The potential merger of two major Brazilian food companies, BRF and Marfrig Global Foods, may have only a marginal impact on corn and soymeal prices amid limited synergies between the two giants.

Brazilian food processing giant BRF, which controls 49.9pc of the frozen food market share in the country, is a heavy consumer of grains to feed both poultry and pork. Marfrig, the second-largest beef processor in Brazil, uses mostly grass-fed cattle and has limited demand for corn and soymeal.

On 30 May BRF and Marfrig announced they had signed a memorandum of understanding for a potential merger, with a period of 90 to 120 days to evaluate economic benefits and corporate structure.

The combined company would have nearly R80bn ($21bn) in revenues, BTG Pactual analysts Thiago Duarte and Henrique Brustolin said in a note to clients.

The potential merger would result in "complement portfolios" and would not give the combined company increased bargaining power in soymeal and corn deals with producers, Alcides Torres, director at Brazilian cattle and grains consultancy Scot Consultoria, said.

BRF has already established the supply chain for its poultry producers and the merger would not affect anything for cattle, Torres said. According to him, confined cattle — which are fed grains — represent only 8-10pc of the total herd in Brazil, and cattle are typically only confined for three months out of the year.

"Nothing will change within the next five years, at least" for grains producers, he said.

Financial market analysts that cover BRF and Marfrig, which both trade on Brazil's B3 stock exchange, also expect limited effects from a merger.

The grain price impact from such a merger would be "slight as Marfrig is more focused on beef, while BRF operates mainly poultry and pork," said Pedro Galdi, an analyst at the Brazil unit of investment firm Mirae Asset.

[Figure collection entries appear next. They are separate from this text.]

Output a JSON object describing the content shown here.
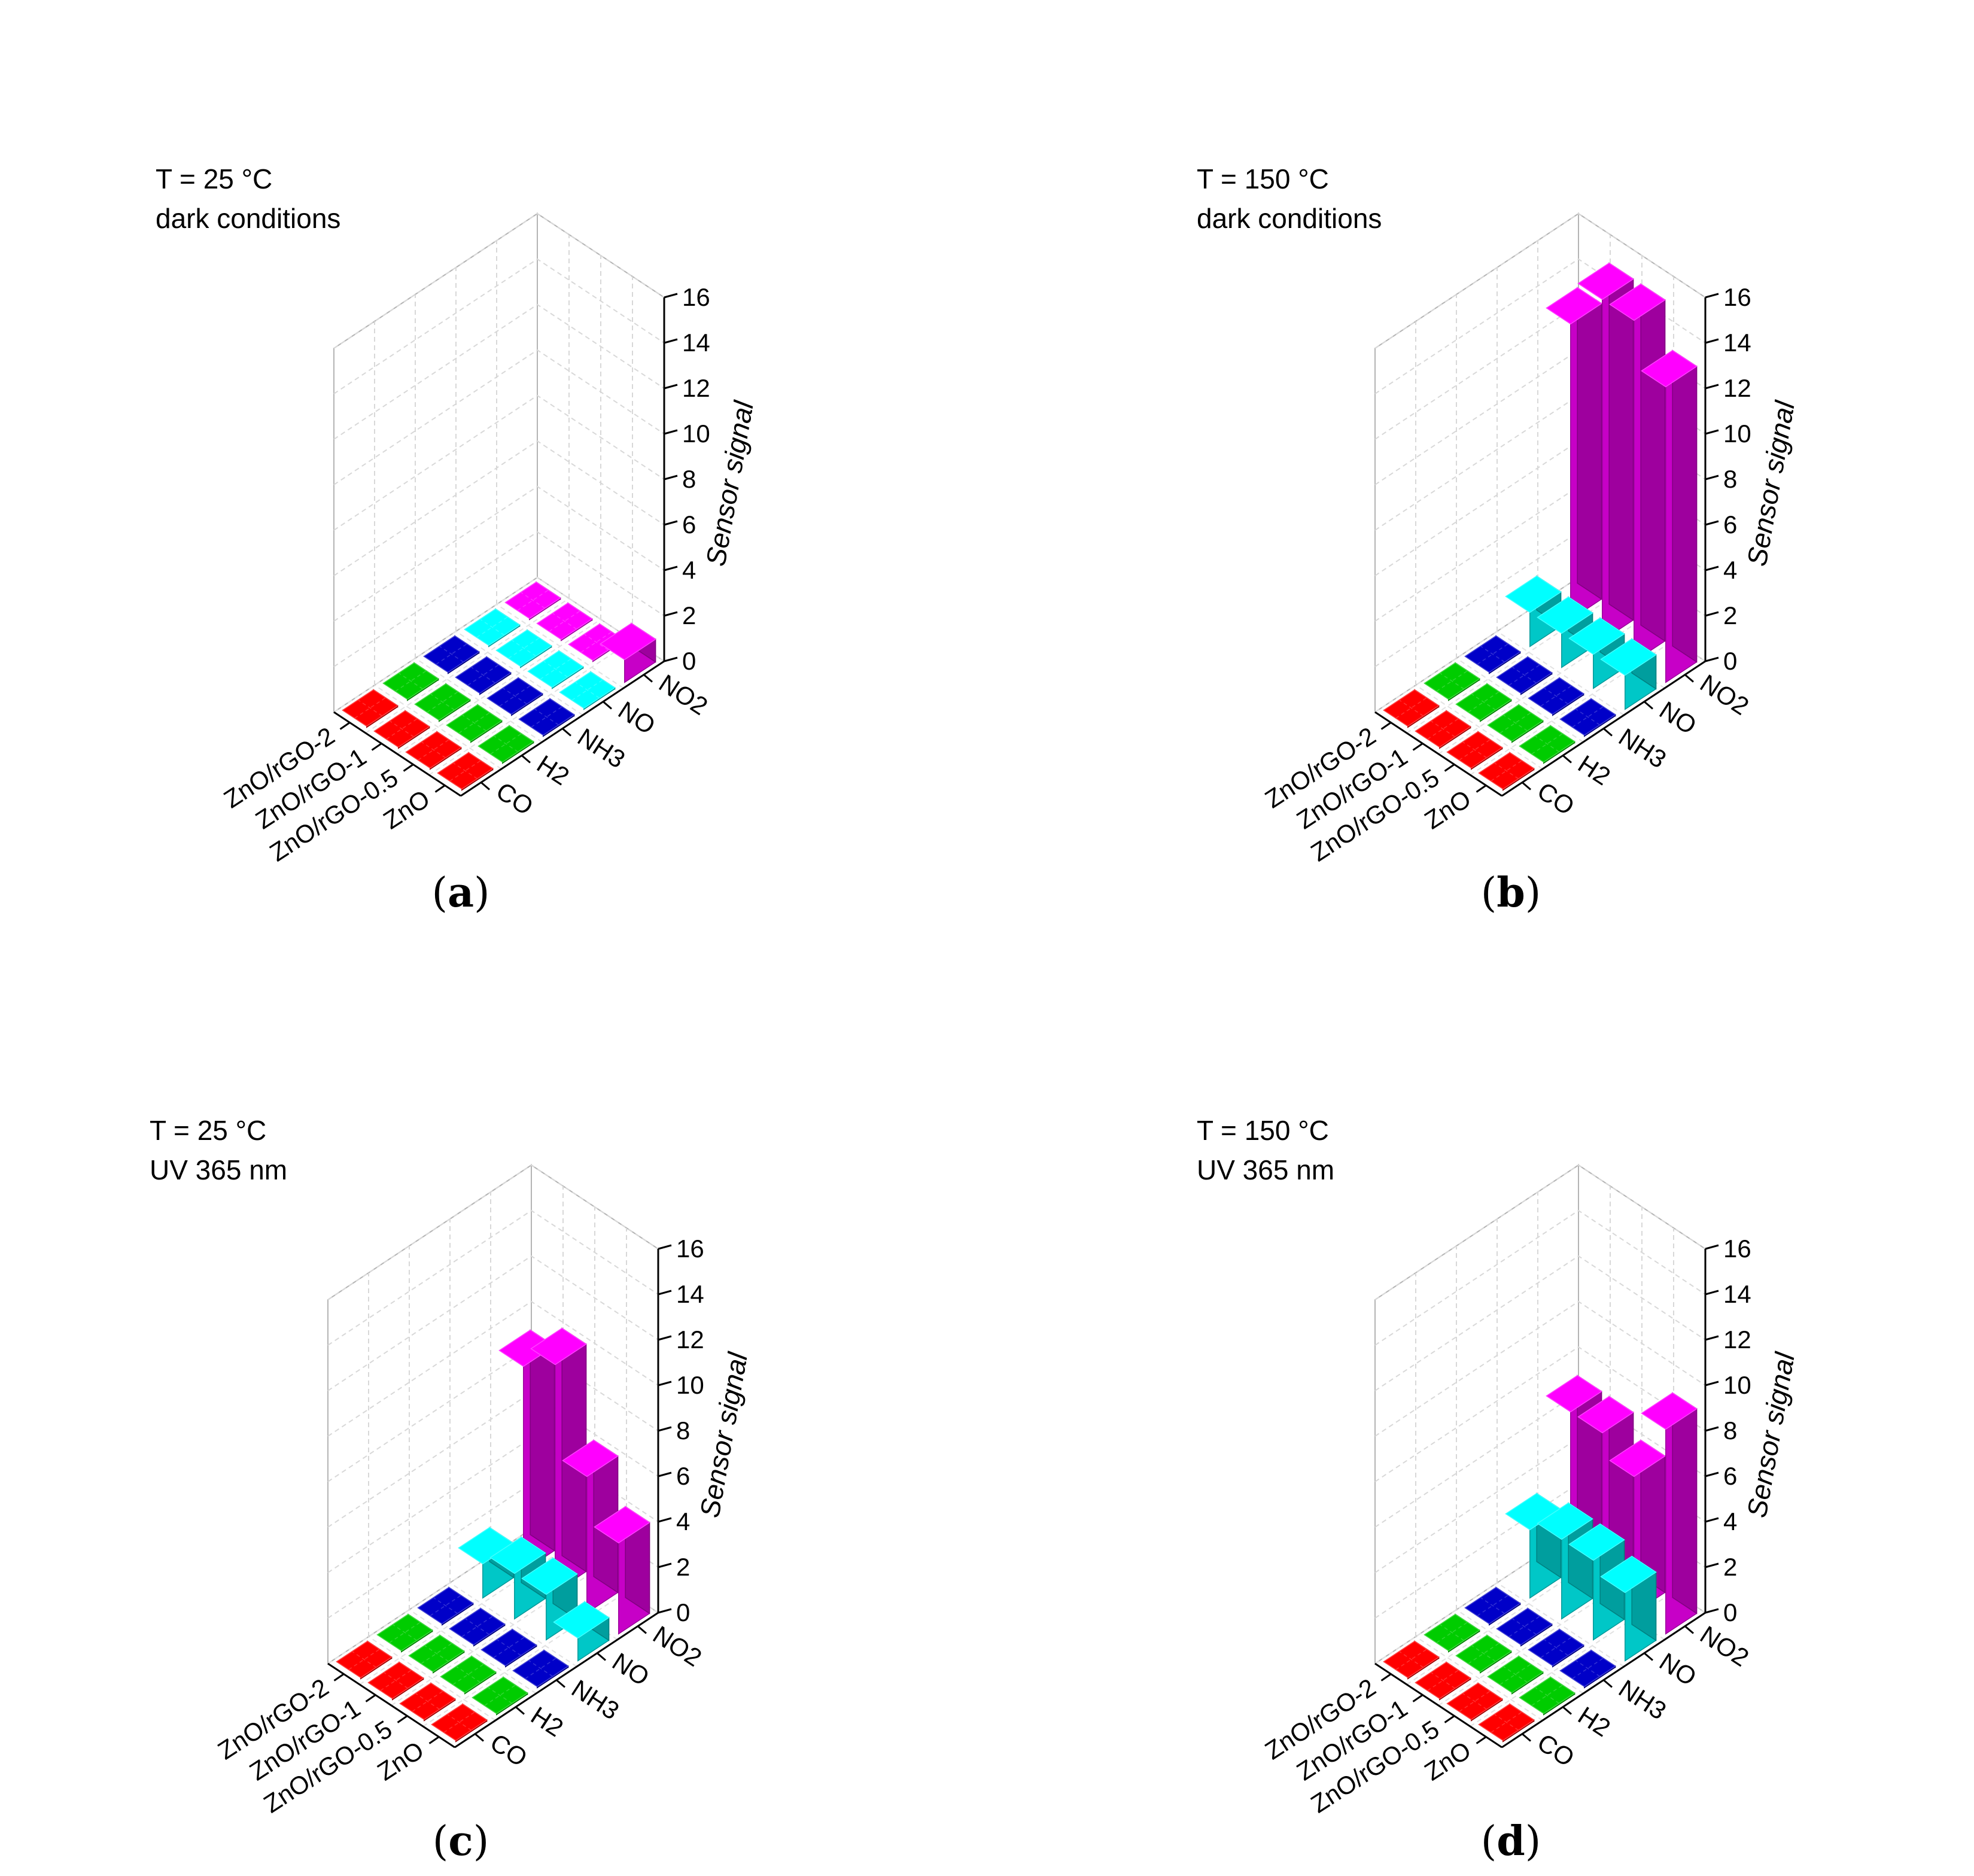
{
  "figure": {
    "colors": {
      "CO": "#ff0000",
      "H2": "#00cc00",
      "NH3": "#0000c8",
      "NO": "#00ffff",
      "NO2": "#ff00ff"
    }
  },
  "chart_data": [
    {
      "type": "bar3d",
      "panel_label": "a",
      "annotation": [
        "T = 25 °C",
        "dark conditions"
      ],
      "zlabel": "Sensor signal",
      "zlim": [
        0,
        16
      ],
      "zticks": [
        "0",
        "2",
        "4",
        "6",
        "8",
        "10",
        "12",
        "14",
        "16"
      ],
      "materials": [
        "ZnO",
        "ZnO/rGO-0.5",
        "ZnO/rGO-1",
        "ZnO/rGO-2"
      ],
      "gases": [
        "CO",
        "H2",
        "NH3",
        "NO",
        "NO2"
      ],
      "series": [
        {
          "name": "CO",
          "values": [
            0,
            0,
            0,
            0
          ]
        },
        {
          "name": "H2",
          "values": [
            0,
            0,
            0,
            0
          ]
        },
        {
          "name": "NH3",
          "values": [
            0,
            0,
            0,
            0
          ]
        },
        {
          "name": "NO",
          "values": [
            0,
            0,
            0,
            0
          ]
        },
        {
          "name": "NO2",
          "values": [
            1,
            0,
            0,
            0
          ]
        }
      ]
    },
    {
      "type": "bar3d",
      "panel_label": "b",
      "annotation": [
        "T = 150 °C",
        "dark conditions"
      ],
      "zlabel": "Sensor signal",
      "zlim": [
        0,
        16
      ],
      "zticks": [
        "0",
        "2",
        "4",
        "6",
        "8",
        "10",
        "12",
        "14",
        "16"
      ],
      "materials": [
        "ZnO",
        "ZnO/rGO-0.5",
        "ZnO/rGO-1",
        "ZnO/rGO-2"
      ],
      "gases": [
        "CO",
        "H2",
        "NH3",
        "NO",
        "NO2"
      ],
      "series": [
        {
          "name": "CO",
          "values": [
            0,
            0,
            0,
            0
          ]
        },
        {
          "name": "H2",
          "values": [
            0,
            0,
            0,
            0
          ]
        },
        {
          "name": "NH3",
          "values": [
            0,
            0,
            0,
            0
          ]
        },
        {
          "name": "NO",
          "values": [
            1.5,
            1.5,
            1.5,
            1.5
          ]
        },
        {
          "name": "NO2",
          "values": [
            13,
            15,
            15,
            13
          ]
        }
      ]
    },
    {
      "type": "bar3d",
      "panel_label": "c",
      "annotation": [
        "T = 25 °C",
        "UV 365 nm"
      ],
      "zlabel": "Sensor signal",
      "zlim": [
        0,
        16
      ],
      "zticks": [
        "0",
        "2",
        "4",
        "6",
        "8",
        "10",
        "12",
        "14",
        "16"
      ],
      "materials": [
        "ZnO",
        "ZnO/rGO-0.5",
        "ZnO/rGO-1",
        "ZnO/rGO-2"
      ],
      "gases": [
        "CO",
        "H2",
        "NH3",
        "NO",
        "NO2"
      ],
      "series": [
        {
          "name": "CO",
          "values": [
            0,
            0,
            0,
            0
          ]
        },
        {
          "name": "H2",
          "values": [
            0,
            0,
            0,
            0
          ]
        },
        {
          "name": "NH3",
          "values": [
            0,
            0,
            0,
            0
          ]
        },
        {
          "name": "NO",
          "values": [
            1,
            2,
            2,
            1.5
          ]
        },
        {
          "name": "NO2",
          "values": [
            4,
            6,
            10,
            9
          ]
        }
      ]
    },
    {
      "type": "bar3d",
      "panel_label": "d",
      "annotation": [
        "T = 150 °C",
        "UV 365 nm"
      ],
      "zlabel": "Sensor signal",
      "zlim": [
        0,
        16
      ],
      "zticks": [
        "0",
        "2",
        "4",
        "6",
        "8",
        "10",
        "12",
        "14",
        "16"
      ],
      "materials": [
        "ZnO",
        "ZnO/rGO-0.5",
        "ZnO/rGO-1",
        "ZnO/rGO-2"
      ],
      "gases": [
        "CO",
        "H2",
        "NH3",
        "NO",
        "NO2"
      ],
      "series": [
        {
          "name": "CO",
          "values": [
            0,
            0,
            0,
            0
          ]
        },
        {
          "name": "H2",
          "values": [
            0,
            0,
            0,
            0
          ]
        },
        {
          "name": "NH3",
          "values": [
            0,
            0,
            0,
            0
          ]
        },
        {
          "name": "NO",
          "values": [
            3,
            3.5,
            3.5,
            3
          ]
        },
        {
          "name": "NO2",
          "values": [
            9,
            6,
            7,
            7
          ]
        }
      ]
    }
  ]
}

A merger would not significantly change demand pressure on the grains market, he said.

Jose Luiz Torres, partner and analyst at Brazilian asset management Apex Capital, expects no impact from the deal on the raw material chain. The deal's main synergies "would be tributary, logistics, and storage," he said.

The Brazilian cattle sector consumed less than 10mn tonnes of feed in 2018, data from the Brazilian animal feed association Sindiracoes show. Poultry producers, meanwhile, consumed almost 32mn t, while pork producers consumed 17mn t.

Brazil is a top producer and exporter of poultry and beef.